A few years ago I was asked by a magazine to write about happiness. This is one side to two pieces of writing I created around the idea. This piece was never published, but it pushed me to pitch and write and pitch and write. And writing makes me the happiest of all things, so, in the end, I'm really fond of this piece.
"The small rituals of life- the drinking of tea and the eating of cake-are really big things in disguise.”
Alexander McCall Smith writing for The Observer, 2006
I've had this quote taped to every diary I've used since I was seventeen. It's from an article written years ago about the pleasure of small rituals, daily life and I think in the background, the kind of happiness worth realising is all about us.
Here's the thing: we've been oversold on happiness. It isn't everything, it shouldn't be your be-all-and-end-all, and when it stops being that, a general state of fair-to-middling contentment becomes far easier to locate.
Travel back just one hundred years and happiness still had the connotations of luck, good fortune and being blessed that has been written about since ancient Greece. But with the gradual rise of modernism and a secular, highly individualised culture, came the appropriation of happiness. In its current state, happiness is perceived as something within our control, a place we need to reach, a journey where we can pave the way.
Essentially, why pray for something when you can buy it at the local store?
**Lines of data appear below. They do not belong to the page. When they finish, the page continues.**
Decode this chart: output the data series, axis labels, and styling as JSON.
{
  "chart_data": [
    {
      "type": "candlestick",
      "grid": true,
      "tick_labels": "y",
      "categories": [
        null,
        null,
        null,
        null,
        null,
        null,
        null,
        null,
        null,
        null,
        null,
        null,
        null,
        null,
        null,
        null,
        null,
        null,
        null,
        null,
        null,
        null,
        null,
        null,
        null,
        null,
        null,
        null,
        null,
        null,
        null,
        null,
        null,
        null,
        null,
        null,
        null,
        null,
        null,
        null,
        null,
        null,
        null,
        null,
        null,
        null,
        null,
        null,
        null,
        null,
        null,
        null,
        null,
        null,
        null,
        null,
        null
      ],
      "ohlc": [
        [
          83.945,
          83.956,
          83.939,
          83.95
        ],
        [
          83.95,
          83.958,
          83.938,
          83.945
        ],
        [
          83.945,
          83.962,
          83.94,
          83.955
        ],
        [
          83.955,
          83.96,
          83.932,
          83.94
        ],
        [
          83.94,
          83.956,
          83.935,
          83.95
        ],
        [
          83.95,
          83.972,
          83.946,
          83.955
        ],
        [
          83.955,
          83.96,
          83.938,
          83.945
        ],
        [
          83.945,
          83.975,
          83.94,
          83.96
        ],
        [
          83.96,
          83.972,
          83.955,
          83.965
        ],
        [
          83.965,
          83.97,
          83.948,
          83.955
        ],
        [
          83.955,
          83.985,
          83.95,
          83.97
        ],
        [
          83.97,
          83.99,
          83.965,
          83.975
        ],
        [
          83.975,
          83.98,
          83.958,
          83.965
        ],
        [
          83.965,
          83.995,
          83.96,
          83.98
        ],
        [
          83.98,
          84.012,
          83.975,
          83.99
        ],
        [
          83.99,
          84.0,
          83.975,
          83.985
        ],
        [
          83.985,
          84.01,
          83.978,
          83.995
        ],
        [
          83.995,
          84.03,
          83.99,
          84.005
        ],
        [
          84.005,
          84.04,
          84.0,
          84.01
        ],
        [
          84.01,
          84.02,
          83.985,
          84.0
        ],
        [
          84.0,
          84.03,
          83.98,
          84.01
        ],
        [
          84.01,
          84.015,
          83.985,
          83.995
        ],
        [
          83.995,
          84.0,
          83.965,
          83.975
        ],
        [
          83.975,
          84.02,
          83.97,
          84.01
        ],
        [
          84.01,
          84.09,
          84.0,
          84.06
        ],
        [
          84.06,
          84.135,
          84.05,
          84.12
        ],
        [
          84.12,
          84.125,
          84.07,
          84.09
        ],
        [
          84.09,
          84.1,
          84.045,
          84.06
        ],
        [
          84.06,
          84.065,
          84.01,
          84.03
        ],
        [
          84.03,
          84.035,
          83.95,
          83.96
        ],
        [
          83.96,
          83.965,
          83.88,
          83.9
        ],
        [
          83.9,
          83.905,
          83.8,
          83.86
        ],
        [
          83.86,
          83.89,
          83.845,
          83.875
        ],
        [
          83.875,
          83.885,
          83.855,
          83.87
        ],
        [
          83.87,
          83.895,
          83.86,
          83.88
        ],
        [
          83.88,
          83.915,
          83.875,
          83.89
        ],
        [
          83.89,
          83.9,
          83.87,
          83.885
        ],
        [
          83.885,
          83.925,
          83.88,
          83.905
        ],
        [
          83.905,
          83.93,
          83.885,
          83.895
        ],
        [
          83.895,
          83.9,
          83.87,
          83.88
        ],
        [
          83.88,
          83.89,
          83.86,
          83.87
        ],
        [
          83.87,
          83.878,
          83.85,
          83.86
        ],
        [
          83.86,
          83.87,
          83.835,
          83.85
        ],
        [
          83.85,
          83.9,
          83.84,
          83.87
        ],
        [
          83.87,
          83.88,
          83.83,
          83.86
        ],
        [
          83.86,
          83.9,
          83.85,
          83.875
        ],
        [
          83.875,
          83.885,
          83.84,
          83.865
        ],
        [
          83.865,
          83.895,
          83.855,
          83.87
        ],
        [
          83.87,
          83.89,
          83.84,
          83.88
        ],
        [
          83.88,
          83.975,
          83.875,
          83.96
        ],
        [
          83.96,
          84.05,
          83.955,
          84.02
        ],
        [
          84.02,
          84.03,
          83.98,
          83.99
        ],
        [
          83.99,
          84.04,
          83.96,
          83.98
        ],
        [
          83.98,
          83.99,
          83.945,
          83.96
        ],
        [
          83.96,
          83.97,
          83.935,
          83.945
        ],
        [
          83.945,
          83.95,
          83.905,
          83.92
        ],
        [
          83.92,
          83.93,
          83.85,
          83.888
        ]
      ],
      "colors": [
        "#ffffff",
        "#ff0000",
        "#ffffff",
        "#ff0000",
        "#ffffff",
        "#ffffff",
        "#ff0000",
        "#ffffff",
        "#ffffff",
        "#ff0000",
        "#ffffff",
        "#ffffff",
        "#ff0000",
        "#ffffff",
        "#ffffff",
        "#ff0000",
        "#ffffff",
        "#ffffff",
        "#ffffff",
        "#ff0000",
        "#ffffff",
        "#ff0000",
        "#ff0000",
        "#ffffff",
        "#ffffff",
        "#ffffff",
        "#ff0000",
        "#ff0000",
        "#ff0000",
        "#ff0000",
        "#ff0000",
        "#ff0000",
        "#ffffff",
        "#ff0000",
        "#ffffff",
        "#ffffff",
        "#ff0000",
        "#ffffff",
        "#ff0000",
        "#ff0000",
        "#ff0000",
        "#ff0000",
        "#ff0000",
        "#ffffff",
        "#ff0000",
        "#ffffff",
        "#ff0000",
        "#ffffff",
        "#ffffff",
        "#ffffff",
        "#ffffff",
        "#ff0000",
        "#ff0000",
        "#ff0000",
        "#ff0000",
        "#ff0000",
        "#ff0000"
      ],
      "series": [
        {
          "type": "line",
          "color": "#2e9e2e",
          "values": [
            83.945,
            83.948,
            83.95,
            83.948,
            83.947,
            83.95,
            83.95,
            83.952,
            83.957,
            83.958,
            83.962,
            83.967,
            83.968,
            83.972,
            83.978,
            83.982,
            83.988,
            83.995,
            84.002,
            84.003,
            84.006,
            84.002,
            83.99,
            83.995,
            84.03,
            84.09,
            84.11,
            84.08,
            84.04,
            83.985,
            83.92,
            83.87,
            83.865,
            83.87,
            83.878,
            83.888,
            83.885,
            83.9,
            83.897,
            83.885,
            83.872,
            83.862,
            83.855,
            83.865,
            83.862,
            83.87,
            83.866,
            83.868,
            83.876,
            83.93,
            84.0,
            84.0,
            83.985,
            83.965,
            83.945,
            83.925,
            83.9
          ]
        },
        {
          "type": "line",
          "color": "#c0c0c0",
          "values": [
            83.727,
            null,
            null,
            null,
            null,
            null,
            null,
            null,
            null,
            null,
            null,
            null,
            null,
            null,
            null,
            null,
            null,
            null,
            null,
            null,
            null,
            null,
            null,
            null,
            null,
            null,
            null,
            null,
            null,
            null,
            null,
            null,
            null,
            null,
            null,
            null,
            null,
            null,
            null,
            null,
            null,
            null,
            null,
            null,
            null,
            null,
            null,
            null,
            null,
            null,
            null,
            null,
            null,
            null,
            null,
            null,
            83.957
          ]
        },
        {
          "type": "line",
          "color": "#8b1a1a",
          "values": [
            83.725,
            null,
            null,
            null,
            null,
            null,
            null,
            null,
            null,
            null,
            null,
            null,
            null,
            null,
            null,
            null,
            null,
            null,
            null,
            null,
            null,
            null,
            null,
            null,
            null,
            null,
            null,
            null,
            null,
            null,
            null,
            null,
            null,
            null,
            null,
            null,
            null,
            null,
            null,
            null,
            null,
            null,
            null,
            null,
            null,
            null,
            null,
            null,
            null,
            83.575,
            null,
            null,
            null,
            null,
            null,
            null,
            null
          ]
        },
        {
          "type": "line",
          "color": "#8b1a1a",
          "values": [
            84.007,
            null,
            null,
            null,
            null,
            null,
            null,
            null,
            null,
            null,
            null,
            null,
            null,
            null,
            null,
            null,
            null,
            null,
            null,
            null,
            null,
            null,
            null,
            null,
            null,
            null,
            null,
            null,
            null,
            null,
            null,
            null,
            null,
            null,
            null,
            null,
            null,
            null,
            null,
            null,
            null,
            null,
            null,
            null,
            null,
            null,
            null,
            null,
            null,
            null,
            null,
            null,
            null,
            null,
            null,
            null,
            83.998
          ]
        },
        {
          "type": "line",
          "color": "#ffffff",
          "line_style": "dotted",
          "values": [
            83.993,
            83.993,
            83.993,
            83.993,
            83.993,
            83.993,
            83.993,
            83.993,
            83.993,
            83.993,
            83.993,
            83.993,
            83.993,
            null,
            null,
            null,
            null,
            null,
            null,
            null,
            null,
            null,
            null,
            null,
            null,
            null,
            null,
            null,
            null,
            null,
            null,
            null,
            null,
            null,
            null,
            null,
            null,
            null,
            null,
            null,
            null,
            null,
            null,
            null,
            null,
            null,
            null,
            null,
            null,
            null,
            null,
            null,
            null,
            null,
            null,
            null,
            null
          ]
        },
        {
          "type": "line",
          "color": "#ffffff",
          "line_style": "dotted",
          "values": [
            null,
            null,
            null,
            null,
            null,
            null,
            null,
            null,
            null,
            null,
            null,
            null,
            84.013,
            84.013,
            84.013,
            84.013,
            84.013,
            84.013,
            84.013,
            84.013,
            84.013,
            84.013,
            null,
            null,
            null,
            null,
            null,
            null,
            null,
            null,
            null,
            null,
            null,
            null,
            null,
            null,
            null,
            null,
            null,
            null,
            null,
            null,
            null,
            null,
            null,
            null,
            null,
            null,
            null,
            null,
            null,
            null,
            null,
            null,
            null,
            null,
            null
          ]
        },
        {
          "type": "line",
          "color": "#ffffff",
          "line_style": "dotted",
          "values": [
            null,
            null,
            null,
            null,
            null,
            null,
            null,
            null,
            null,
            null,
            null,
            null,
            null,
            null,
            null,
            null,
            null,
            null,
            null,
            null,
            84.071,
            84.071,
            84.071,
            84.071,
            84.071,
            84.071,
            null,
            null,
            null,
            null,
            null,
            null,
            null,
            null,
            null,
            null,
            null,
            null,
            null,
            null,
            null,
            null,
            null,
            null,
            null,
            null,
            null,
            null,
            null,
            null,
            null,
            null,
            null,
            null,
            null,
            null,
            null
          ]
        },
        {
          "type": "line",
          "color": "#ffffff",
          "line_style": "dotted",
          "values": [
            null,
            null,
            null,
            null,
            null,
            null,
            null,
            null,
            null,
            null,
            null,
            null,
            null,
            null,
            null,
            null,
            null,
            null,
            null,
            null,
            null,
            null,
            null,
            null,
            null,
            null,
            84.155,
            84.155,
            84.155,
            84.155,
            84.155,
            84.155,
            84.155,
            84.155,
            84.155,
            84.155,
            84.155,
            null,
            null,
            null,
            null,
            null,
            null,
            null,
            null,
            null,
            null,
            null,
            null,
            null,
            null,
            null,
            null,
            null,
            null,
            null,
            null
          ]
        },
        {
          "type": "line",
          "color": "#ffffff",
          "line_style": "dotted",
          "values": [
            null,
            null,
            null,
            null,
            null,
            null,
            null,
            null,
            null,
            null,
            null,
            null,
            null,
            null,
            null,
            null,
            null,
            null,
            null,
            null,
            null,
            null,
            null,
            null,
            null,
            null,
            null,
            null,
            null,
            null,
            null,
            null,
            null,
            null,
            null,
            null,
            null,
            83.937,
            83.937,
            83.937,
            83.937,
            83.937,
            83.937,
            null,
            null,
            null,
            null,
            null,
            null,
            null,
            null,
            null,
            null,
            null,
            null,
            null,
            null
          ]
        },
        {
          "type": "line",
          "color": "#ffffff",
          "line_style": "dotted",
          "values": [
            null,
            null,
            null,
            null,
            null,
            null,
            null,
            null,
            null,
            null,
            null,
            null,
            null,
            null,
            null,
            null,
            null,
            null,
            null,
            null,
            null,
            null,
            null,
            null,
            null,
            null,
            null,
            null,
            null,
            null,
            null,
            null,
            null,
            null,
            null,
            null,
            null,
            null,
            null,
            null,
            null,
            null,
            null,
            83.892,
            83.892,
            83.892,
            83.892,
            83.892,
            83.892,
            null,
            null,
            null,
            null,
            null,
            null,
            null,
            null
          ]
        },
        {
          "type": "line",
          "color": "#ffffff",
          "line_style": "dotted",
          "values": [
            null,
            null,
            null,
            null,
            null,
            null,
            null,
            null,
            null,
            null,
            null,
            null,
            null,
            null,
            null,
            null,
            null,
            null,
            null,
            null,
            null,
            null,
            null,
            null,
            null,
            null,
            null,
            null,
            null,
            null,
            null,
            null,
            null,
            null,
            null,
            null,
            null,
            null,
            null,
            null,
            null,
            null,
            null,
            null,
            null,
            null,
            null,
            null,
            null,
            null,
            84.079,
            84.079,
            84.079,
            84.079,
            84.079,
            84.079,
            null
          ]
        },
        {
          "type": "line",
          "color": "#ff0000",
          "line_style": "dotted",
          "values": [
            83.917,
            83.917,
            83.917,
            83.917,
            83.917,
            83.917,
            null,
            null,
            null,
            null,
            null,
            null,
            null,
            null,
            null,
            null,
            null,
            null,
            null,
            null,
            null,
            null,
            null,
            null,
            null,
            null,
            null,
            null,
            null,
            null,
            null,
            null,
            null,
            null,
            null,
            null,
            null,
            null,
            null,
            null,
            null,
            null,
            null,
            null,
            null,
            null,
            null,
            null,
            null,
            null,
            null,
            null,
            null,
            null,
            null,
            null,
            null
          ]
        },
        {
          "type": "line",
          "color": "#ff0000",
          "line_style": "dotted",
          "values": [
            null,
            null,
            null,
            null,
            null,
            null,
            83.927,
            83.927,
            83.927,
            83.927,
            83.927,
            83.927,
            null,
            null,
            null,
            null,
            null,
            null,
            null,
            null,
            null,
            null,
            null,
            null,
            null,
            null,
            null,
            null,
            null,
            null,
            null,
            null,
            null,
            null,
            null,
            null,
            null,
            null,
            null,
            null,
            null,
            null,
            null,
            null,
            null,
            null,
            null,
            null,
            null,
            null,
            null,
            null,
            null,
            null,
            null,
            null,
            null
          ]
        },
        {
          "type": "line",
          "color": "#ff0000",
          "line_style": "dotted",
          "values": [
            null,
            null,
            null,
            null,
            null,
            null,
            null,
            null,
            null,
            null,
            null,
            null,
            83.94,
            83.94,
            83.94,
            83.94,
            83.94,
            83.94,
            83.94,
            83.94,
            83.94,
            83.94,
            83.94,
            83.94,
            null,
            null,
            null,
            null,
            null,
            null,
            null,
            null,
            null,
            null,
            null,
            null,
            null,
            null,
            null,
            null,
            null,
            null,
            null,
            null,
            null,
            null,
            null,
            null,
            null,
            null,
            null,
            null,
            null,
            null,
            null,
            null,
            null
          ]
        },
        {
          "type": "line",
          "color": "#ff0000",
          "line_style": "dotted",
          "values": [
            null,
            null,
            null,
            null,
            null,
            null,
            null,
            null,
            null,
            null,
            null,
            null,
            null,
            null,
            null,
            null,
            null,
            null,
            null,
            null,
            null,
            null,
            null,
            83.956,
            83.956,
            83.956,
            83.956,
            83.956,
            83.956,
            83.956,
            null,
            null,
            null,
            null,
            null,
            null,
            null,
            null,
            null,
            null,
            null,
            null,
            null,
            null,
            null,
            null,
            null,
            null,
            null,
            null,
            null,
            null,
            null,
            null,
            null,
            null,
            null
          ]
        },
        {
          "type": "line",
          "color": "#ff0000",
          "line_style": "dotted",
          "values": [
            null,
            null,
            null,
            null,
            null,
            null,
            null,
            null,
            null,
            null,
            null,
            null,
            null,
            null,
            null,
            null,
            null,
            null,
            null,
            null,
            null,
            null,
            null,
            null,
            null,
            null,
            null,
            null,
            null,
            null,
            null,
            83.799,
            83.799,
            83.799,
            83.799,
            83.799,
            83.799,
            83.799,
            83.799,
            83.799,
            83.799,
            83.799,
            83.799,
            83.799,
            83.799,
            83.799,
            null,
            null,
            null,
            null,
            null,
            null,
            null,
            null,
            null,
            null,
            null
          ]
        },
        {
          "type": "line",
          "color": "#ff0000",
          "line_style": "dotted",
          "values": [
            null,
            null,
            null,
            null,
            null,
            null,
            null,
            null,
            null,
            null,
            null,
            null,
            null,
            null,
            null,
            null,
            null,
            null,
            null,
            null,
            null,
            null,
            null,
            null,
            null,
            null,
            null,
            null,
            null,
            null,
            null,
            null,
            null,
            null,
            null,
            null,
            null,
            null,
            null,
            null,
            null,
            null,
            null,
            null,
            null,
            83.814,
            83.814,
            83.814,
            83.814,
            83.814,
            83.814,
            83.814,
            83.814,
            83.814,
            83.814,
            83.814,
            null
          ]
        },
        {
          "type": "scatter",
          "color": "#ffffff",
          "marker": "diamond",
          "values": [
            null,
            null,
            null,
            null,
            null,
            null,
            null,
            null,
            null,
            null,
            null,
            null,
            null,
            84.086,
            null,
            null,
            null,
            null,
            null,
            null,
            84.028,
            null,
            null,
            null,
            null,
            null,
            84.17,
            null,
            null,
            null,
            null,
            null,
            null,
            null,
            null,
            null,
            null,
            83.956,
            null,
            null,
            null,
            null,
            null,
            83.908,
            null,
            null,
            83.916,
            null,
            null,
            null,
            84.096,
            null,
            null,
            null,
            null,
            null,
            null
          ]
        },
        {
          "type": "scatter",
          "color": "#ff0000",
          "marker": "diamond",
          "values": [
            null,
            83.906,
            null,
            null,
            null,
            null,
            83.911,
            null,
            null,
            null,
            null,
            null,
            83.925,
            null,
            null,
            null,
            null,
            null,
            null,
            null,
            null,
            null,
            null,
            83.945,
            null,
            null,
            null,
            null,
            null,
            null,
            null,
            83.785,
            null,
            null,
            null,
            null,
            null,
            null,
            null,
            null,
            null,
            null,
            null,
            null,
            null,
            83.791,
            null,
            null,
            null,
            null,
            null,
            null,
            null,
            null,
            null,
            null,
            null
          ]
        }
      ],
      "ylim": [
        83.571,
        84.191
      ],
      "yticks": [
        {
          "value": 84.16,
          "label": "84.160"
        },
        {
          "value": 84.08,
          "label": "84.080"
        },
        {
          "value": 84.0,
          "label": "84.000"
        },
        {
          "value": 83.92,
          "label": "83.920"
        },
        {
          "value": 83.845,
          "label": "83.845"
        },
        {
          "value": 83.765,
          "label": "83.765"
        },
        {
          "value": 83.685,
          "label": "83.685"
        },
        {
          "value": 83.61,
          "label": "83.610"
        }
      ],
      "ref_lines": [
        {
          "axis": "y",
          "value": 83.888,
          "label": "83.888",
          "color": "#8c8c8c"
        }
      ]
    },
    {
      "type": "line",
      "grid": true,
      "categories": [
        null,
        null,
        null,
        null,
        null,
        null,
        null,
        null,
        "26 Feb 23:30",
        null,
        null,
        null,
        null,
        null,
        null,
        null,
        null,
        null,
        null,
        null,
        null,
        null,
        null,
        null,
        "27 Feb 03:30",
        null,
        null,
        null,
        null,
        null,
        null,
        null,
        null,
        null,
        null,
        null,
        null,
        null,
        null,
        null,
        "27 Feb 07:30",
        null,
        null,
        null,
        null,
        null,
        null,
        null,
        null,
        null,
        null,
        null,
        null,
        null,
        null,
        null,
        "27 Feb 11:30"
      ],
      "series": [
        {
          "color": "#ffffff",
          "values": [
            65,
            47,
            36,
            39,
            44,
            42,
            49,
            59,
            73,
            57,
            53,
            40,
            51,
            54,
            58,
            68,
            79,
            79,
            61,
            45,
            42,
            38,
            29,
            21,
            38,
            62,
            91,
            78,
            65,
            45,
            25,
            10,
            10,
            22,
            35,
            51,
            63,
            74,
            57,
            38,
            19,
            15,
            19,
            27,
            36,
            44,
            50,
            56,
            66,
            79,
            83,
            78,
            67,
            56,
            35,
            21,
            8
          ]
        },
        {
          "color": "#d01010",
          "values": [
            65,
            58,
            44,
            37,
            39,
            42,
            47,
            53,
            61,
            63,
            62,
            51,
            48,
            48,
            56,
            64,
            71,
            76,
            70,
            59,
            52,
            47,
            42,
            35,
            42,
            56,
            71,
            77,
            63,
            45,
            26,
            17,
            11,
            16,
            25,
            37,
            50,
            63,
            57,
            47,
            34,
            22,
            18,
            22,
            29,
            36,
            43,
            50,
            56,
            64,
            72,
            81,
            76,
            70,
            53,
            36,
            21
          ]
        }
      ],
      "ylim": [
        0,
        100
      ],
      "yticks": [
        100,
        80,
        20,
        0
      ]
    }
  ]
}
Long gone is the time when we left these things to forces of chance, religion or nature. Now we're supposed to be able to locate it within ourselves. I don’t think that’s necessarily a bad thing, it’s just something that is getting needlessly obscured. But if you recognise the things that bring contentment, joy and satisfaction to your life, happiness is likely to be found mingled in-between.
How will you know? Well, for starters, if you’re lucky enough to have time to care, you probably have the tools available to be happy. It doesn’t have to be about life goals or five year plans. In fact, the individualised ‘agentic’ views of happiness can be really simple. It can be about sitting still and being okay there. Break away from all those feelings of unattainable targets and FOMO (thanks, social media) and it’s easy to see happiness is simply about not really needing anything at that moment in time.
It does not mean success, it does not mean popularity, it does not mean notoriety or fame, or being recognised for doing anything. It means you are able to take a good look at your lot in life and be pleased. It means when you finally get into bed each night, you're able to be thankful for a bunch of stuff. We've already spent too long exchanging words like 'fulfilment' and 'satisfaction' for 'happiness'- and the difference isn't just semantic. By placing so much on an idea that's so hard to pin down, we're just making things more difficult for ourselves. Happiness in its nature is fleeting: one day it's all-consuming, the next day gone in a breath. But building a life around achievements, relationships, contentment - that's got to be a better place to set down foundations for how you will construct your days.
Better than being on some badly sign-posted road to nowhere. Because there is no trajectory or journey. The only thing that does change over time is wising up to what it is that makes you happy, and making sure those things, whether they're people, the right city, the right philosophy or the right way to spend your day feature as often as possible. Forget bucket lists and anything else that takes the focus away from reality, because happiness isn't something taking place ten years from now, and it's not going to arrive with your first pay check at your dream job. It needs to happen today.
We grow old and everyone around us dies. And that's if we're lucky enough to grow old. The point is to find your little groove and savour it. Learn to live with your life, live it well, consciously teach yourself to enjoy the experience, and there will be happiness.